Before Trump’s deal on the debt ceiling last week, I didn’t think a substantial tax-reform bill with the big cuts Republicans like to dream about was going to get done. The numbers are too difficult; the health-care fight revealed moderate senators’ squeamishness about tax cuts for the rich; they have a math problem regarding the Byrd Rule (i.e. deficits beyond the budget window); and frankly, House and Senate dysfunction is so great that I thought the idea of proceeding on something as complex as tax reform was always a stretch.
In the wake of the debt-ceiling deal, others are starting to get the idea that tax reform is not in the cards. CNBC reports:
“The extension of debt ceiling and government funding debates into fourth-quarter 2017 may limit Congress’ ability to pass tax reform,” wrote Moody’s analysts Sarah Carlson and Matt Kulakovskyi. “If the agreement goes through, negotiations on raising the currently binding debt ceiling will start again in only a few months,” suggesting that other items on the agenda may have to take a back seat to debt debate.Moody’s analysis also said that any further tax cuts would “exacerbate” projected increases in government debt, thereby contributing to the already-tense political discussion.“The agreement has no effect on our assessment of the government’s fiscal dynamics because it does not include any provisions for additional revenue or offsetting expenditure cuts to fund the proposed disaster relief spending or, more generally, affect the budget balance,” added the analysts.

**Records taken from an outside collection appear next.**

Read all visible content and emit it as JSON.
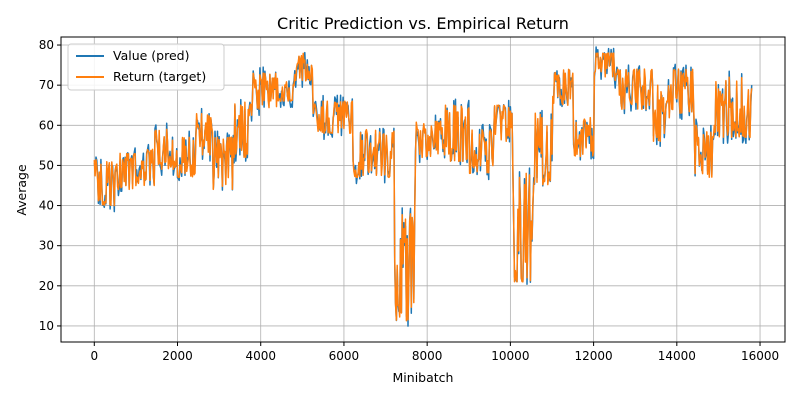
{
  "chart_data": {
    "type": "line",
    "title": "Critic Prediction vs. Empirical Return",
    "xlabel": "Minibatch",
    "ylabel": "Average",
    "xlim": [
      -800,
      16600
    ],
    "ylim": [
      6,
      82
    ],
    "xticks": [
      0,
      2000,
      4000,
      6000,
      8000,
      10000,
      12000,
      14000,
      16000
    ],
    "yticks": [
      10,
      20,
      30,
      40,
      50,
      60,
      70,
      80
    ],
    "grid": true,
    "legend_position": "top-left",
    "series": [
      {
        "name": "Value (pred)",
        "color": "#1f77b4"
      },
      {
        "name": "Return (target)",
        "color": "#ff7f0e"
      }
    ],
    "segments": [
      {
        "x0": 0,
        "x1": 150,
        "low": 41,
        "high": 52
      },
      {
        "x0": 150,
        "x1": 500,
        "low": 40,
        "high": 51
      },
      {
        "x0": 500,
        "x1": 1100,
        "low": 44,
        "high": 53
      },
      {
        "x0": 1100,
        "x1": 1450,
        "low": 45,
        "high": 54
      },
      {
        "x0": 1450,
        "x1": 1950,
        "low": 49,
        "high": 59
      },
      {
        "x0": 1950,
        "x1": 2450,
        "low": 47,
        "high": 57
      },
      {
        "x0": 2450,
        "x1": 2850,
        "low": 51,
        "high": 63
      },
      {
        "x0": 2850,
        "x1": 3350,
        "low": 44,
        "high": 57
      },
      {
        "x0": 3350,
        "x1": 3800,
        "low": 52,
        "high": 66
      },
      {
        "x0": 3800,
        "x1": 4400,
        "low": 64,
        "high": 73
      },
      {
        "x0": 4400,
        "x1": 4800,
        "low": 66,
        "high": 71
      },
      {
        "x0": 4800,
        "x1": 5250,
        "low": 71,
        "high": 78
      },
      {
        "x0": 5250,
        "x1": 6200,
        "low": 58,
        "high": 66
      },
      {
        "x0": 6200,
        "x1": 7200,
        "low": 47,
        "high": 59
      },
      {
        "x0": 7200,
        "x1": 7700,
        "low": 11,
        "high": 38
      },
      {
        "x0": 7700,
        "x1": 8400,
        "low": 52,
        "high": 61
      },
      {
        "x0": 8400,
        "x1": 9000,
        "low": 51,
        "high": 65
      },
      {
        "x0": 9000,
        "x1": 9600,
        "low": 48,
        "high": 59
      },
      {
        "x0": 9600,
        "x1": 10050,
        "low": 56,
        "high": 65
      },
      {
        "x0": 10050,
        "x1": 10550,
        "low": 21,
        "high": 48
      },
      {
        "x0": 10550,
        "x1": 11000,
        "low": 45,
        "high": 63
      },
      {
        "x0": 11000,
        "x1": 11500,
        "low": 65,
        "high": 74
      },
      {
        "x0": 11500,
        "x1": 12000,
        "low": 52,
        "high": 62
      },
      {
        "x0": 12000,
        "x1": 12500,
        "low": 72,
        "high": 78
      },
      {
        "x0": 12500,
        "x1": 13400,
        "low": 64,
        "high": 74
      },
      {
        "x0": 13400,
        "x1": 13850,
        "low": 56,
        "high": 70
      },
      {
        "x0": 13850,
        "x1": 14400,
        "low": 63,
        "high": 74
      },
      {
        "x0": 14400,
        "x1": 14900,
        "low": 47,
        "high": 60
      },
      {
        "x0": 14900,
        "x1": 15800,
        "low": 57,
        "high": 72
      }
    ]
  }
}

So what happens if the GOP’s MacGuffin gets written out of the script? One option would be to work on some small subset of tax reform, such as a revenue-neutral corporate tax reform (not cut). That would be logical, but in the “all or nothing” mentality that permeates the GOP, it doesn’t seem likely to attract much interest. The GOP could turn to other things that might be doable — infrastructure, a fix for the Obamacare exchanges, etc. But those in and of themselves are divisive within the GOP (as is a fix for the Deferred Action for Childhood Arrivals program, of course); moreover, these are not the sort of things that animate the whole party, bringing disparate strains of the party together and producing a kumbaya moment for a party at war with itself. You see, given that the GOP has devoted so much energy to the prospect of tax cuts, failure to attain that prize in all likelihood will leave the party more divided and dispirited than ever before.
The idea that House Speaker Paul D. Ryan (R-Wis.) is somehow better off after the debt-ceiling deal or that the debt deal “cleared the decks” so tax reform could get done strikes me as rather delusional. If Republicans don’t get their save-their-skins-and-the-party tax plan, I suspect you’ll see a bunch more congressional retirements, a whole lot of alt-right challengers and a really angry GOP donor community. At some point they might even begin to ask: What good is Trump if he can’t get us anything we really want?